Cour Administrative d'Appel de Nancy, 1ère chambre - formation à 3, 19/05/2016, 15NC01255, Inédit au recueil Lebon

Texte intégral

RÉPUBLIQUE FRANCAISE
AU NOM DU PEUPLE FRANCAIS

Vu la procédure suivante :
Procédure contentieuse antérieure :

M. D...a demandé au tribunal administratif de Strasbourg d'annuler le titre exécutoire du 22 avril 2013 par lequel la commune de Mondelange a mis à sa charge une somme de 52 614,69 euros.

Par un jugement n° 1302867 du 8 avril 2015, le tribunal administratif de Strasbourg a annulé le titre exécutoire en tant qu'il excède la somme de 18 415,14 euros et rejeté le surplus de la demande.

Procédure devant la cour :

Par une requête enregistrée le 9 juin 2015 et un mémoire enregistré le 18 avril 2016, M.D..., représenté par Me C..., demande à la cour :

1°) de réformer le jugement n° 1302867 du 8 avril 2015 du tribunal administratif de Strasbourg ;
2°) d'annuler le titre exécutoire du 22 avril 2013 dans son intégralité ;

3°) de mettre à la charge de la commune de Mondelange une somme de 1 500 euros au titre de l'article L. 761-1 du code de justice administrative.

M. D...soutient que :
- le tribunal ne pouvait faire droit aux moyens de la commune dont le mémoire en défense était irrecevable ;
- les dispositions de l'article L. 1617-5-4° du code général des collectivités territoriales ont été méconnues ;
- le maire n'était pas compétent pour émettre le titre litigieux au regard de la créance en cause ;
- la prescription était acquise ;
- le montant restant à sa charge n'est pas justifié dès lors que les réceptions en cause et les dépenses exposées à cette occasion présentaient un intérêt communal dans le cadre d'une manifestation traditionnelle de la commune qui s'est poursuivie après le changement de municipalité.
Par un mémoire en observations enregistré le 28 septembre 2015, la commune de Mondelange représentée par Me A..., précise qu'elle n'entend pas produire de conclusions en défense.

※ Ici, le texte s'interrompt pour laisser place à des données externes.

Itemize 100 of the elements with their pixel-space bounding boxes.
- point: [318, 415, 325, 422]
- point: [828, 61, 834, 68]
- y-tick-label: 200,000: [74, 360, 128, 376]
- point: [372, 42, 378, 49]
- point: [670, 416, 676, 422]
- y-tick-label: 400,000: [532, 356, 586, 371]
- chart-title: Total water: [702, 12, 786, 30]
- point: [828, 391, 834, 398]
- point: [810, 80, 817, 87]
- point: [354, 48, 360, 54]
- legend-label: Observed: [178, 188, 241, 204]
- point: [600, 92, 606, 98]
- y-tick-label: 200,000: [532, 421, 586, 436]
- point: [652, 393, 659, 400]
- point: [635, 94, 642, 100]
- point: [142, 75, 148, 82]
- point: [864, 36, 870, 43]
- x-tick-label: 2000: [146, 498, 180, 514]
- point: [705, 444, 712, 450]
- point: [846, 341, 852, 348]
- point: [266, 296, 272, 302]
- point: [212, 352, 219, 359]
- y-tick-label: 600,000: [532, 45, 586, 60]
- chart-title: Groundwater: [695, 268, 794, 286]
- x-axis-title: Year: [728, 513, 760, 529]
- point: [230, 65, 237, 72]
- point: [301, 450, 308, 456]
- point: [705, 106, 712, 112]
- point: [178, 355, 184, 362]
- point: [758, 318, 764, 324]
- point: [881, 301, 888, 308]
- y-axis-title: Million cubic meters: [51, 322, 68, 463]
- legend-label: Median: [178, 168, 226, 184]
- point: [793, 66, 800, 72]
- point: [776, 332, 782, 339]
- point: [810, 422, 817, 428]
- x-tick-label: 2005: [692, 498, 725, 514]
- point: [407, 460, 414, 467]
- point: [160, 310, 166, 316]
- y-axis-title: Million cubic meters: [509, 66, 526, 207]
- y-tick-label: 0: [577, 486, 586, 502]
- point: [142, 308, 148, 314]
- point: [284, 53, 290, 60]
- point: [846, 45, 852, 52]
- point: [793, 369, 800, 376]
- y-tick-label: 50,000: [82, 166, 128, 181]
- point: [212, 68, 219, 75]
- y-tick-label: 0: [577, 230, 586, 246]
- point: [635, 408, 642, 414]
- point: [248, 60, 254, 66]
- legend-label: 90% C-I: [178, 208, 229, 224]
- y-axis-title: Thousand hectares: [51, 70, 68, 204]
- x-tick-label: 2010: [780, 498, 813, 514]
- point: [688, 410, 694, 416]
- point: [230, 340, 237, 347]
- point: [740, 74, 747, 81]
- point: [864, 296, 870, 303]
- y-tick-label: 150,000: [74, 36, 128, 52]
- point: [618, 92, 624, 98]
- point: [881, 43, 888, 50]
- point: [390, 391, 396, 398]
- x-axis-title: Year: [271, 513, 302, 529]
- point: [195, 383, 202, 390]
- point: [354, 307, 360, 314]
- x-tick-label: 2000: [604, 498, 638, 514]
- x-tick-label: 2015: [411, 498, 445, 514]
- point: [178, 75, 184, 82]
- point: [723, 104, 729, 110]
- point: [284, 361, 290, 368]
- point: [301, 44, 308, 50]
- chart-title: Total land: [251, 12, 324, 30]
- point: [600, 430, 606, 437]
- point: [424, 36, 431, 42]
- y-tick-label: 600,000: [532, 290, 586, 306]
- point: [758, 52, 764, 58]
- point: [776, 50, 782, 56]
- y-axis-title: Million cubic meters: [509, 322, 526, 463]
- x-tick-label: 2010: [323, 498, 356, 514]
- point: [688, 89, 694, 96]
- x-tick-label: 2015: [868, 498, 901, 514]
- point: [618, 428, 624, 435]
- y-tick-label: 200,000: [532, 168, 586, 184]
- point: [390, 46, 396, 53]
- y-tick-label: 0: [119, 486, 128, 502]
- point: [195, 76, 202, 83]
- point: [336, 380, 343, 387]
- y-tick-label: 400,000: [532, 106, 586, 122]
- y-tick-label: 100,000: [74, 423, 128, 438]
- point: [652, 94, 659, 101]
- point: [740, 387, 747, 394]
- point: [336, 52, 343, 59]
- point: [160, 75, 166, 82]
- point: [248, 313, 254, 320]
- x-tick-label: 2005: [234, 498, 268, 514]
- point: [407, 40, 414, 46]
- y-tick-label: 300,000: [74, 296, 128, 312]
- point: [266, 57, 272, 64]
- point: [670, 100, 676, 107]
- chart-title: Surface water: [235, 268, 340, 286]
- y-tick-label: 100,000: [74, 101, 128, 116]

Vu les autres pièces du dossier.

Vu :
-le code civil ;
- le code général des collectivités territoriales ;
- la loi n° 2000-321 du 12 avril 2000 ;
- la loi n° 2008-561 du 17 juin 2008 ;
- le code de justice administrative.


Les parties ont été régulièrement averties du jour de l'audience.

Ont été entendus au cours de l'audience publique :
- le rapport de M. Richard, premier conseiller,
- les conclusions de M. Favret, rapporteur public,
- et les observations de Me C...pour M. D...et de Me A...pour la commune de Mondelange.


Considérant ce qui suit :

1. Par un arrêt en date du 10 novembre 2005 à l'encontre duquel un pourvoi en cassation a été rejeté le 14 février 2007, la Cour d'appel de Metz, estimant que M. D...ancien maire de la commune de Mondelange, avait fait régler par celle-ci des frais afférents à des manifestations purement privées et a ainsi utilisé sciemment, à des fins étrangères à leur destination normale, des deniers publics a confirmé le jugement rendu le 27 janvier 2004 par le tribunal de grande instance de Thionville le déclarant coupable des faits de détournement de fonds publics, et le condamnant, en sus de la peine infligée au titre de l'action pénale, à payer à la commune une somme de 18 025,64 euros à titre de dommages et intérêts à raison des dépenses engagées à des fins personnelles lors de festivités organisées sous l'intitulé " l'anniversaire du maire ", au titre des années 1999 à 2001.


2. Par exploit d'huissier délivré le 18 décembre 2002, la commune de Mondelange a assigné M. B...D..., ancien maire de la commune, devant le tribunal de grande instance de Thionville aux fins de le faire condamner, sur le fondement des dispositions de l'article 1235 du code civil, à verser la somme de 52 614,69 euros en réparation du préjudice subi à raison des sommes versées par la commune dans le cadre de cérémonies annuelles alors intitulées " anniversaire du maire " entre 1988 et 1998. Par un jugement du 7 avril 2006, le tribunal de grande instance s'est déclaré incompétent pour connaître de cette demande au motif qu'elle relevait de la compétence des juridictions de l'ordre administratif au regard de la nature des rapports en cause entre la commune et son ancien maire (TC du 21 janvier 1985 n°02332).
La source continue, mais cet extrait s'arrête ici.